Pildoras: LA MENTE FLEXIBLE

Mientras la mente rígida está petrificada y cerrada al cambio y la mente líquida es gaseosa, la mente flexible posee un cuerpo modificable. No está fija en un punto ni se desliza por cualquier parte sin rumbo, sino que posee una dirección renovable. A la mente flexible le gusta el movimiento, la curiosidad, la exploración, el humor, la creatividad, la irreverencia y, por sobre todo, ponerse a prueba. Si la mente obstinada cierra la puerta al mundo para no poner en duda sus estructuras internas y la mente líquida la abre de par en par (aunque sin discernimiento), la mente flexible deja la puerta entreabierta. Lo positivo de la mente rígida es que posee ideas, lo negativo es que se enreda en ellas al pensar que son inmutables y eternas. Lo positivo de la mente líquida es que no pone barreras, lo negativo es la carencia de puntos de vista. La mente flexible mantiene opiniones, tiene creencias y principios, pero está dispuesta al cambio y en pleno contacto con la realidad.

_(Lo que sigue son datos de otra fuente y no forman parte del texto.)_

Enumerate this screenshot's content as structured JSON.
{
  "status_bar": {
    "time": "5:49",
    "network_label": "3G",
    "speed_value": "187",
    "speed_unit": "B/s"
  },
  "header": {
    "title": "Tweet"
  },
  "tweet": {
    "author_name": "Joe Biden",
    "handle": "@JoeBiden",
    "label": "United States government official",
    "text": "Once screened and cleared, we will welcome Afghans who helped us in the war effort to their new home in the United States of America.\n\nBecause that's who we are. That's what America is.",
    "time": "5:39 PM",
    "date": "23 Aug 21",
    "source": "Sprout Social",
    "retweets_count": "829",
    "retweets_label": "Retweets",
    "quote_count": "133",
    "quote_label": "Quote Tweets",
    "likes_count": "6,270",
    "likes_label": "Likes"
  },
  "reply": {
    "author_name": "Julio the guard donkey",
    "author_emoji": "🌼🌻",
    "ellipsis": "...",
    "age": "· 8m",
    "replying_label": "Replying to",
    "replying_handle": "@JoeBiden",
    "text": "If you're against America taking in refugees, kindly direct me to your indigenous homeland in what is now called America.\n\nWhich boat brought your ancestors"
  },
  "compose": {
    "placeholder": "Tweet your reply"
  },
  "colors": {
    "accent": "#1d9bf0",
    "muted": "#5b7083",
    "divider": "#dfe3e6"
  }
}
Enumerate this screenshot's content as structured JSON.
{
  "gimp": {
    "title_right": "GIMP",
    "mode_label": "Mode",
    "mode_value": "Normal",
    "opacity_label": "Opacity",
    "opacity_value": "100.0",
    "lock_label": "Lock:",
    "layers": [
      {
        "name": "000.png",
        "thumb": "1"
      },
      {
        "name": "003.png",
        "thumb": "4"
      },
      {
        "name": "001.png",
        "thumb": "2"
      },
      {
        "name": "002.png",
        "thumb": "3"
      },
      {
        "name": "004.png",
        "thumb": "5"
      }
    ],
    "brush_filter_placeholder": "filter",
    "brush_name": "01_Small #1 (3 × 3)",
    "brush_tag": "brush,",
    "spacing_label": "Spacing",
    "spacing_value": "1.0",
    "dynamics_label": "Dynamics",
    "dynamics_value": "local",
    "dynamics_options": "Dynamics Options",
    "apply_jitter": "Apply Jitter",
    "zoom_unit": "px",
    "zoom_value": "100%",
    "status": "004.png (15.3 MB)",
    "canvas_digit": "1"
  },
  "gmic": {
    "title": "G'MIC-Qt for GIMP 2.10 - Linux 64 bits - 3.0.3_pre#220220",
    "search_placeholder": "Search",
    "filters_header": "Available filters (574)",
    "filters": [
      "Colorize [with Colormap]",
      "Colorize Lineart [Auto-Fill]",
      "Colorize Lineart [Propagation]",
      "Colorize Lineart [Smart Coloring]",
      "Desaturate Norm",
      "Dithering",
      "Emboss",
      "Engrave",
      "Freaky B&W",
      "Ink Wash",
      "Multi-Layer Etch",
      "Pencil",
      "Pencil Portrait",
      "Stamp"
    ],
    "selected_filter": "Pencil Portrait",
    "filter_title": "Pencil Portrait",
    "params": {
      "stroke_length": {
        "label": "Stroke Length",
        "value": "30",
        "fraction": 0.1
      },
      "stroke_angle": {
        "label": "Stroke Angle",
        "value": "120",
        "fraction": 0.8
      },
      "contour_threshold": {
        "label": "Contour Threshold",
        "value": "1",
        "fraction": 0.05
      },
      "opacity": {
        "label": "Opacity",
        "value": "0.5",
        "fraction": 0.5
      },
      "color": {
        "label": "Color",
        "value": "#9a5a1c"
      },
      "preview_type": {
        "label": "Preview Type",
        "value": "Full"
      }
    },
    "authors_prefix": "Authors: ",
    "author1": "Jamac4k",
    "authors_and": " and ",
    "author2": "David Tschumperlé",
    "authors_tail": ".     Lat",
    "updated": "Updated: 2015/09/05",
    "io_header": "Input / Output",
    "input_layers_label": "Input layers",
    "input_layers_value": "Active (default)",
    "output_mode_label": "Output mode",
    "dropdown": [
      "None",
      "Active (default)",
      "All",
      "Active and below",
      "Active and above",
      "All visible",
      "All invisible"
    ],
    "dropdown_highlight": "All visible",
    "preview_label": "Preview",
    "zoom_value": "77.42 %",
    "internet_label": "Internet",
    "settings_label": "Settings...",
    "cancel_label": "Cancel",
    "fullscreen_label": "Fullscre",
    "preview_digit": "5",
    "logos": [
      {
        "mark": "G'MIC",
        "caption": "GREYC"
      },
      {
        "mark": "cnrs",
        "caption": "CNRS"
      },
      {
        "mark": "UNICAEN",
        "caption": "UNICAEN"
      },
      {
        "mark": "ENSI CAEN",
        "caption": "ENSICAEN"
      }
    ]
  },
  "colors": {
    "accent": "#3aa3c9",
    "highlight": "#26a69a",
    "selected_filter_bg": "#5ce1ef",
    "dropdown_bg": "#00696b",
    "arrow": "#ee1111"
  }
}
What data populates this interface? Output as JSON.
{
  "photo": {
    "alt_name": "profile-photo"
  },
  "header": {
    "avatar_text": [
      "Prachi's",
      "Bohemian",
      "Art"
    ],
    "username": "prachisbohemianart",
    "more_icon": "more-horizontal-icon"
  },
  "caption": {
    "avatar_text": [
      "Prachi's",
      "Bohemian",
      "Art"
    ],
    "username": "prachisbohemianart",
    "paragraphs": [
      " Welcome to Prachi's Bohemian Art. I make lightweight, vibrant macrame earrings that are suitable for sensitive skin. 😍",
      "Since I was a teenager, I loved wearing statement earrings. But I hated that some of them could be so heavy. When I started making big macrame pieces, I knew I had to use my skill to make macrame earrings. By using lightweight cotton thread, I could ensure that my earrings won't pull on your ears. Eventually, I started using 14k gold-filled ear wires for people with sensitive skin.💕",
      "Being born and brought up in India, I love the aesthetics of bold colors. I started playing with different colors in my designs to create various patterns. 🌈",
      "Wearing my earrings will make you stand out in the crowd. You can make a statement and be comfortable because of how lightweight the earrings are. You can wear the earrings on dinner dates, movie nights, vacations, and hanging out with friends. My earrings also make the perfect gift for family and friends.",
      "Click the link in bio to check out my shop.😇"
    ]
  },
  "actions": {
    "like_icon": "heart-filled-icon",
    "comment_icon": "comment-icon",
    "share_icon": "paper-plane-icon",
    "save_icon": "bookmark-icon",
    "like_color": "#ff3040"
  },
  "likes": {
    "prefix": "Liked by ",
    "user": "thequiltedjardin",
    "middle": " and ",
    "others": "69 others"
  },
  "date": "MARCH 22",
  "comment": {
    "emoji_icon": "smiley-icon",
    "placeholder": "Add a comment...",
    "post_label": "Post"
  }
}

La mentalidad amplia o abierta utiliza el pensa­miento crítico como guía de sus decisiones. Se opone al dogmatismo en tanto es capaz de dudar de lo que cree cuando hay por qué dudar, es decir, cuando la lógica (buenos argumentos) y la evidencia (el peso significativo de los hechos) la cuestionan y, por lo tanto, la obligan a examinar en serio los propios esquemas.

De acuerdo a los psicólogos Peterson y Seligman, podríamos decir que la mente abierta o flexible responde a una virtud correctiva que está incluida prácticamente en todos los catálogos de valores, recientes y antiguos, exaltando la cualidad del buen juicio, la racionalidad y la apertura a otras opiniones.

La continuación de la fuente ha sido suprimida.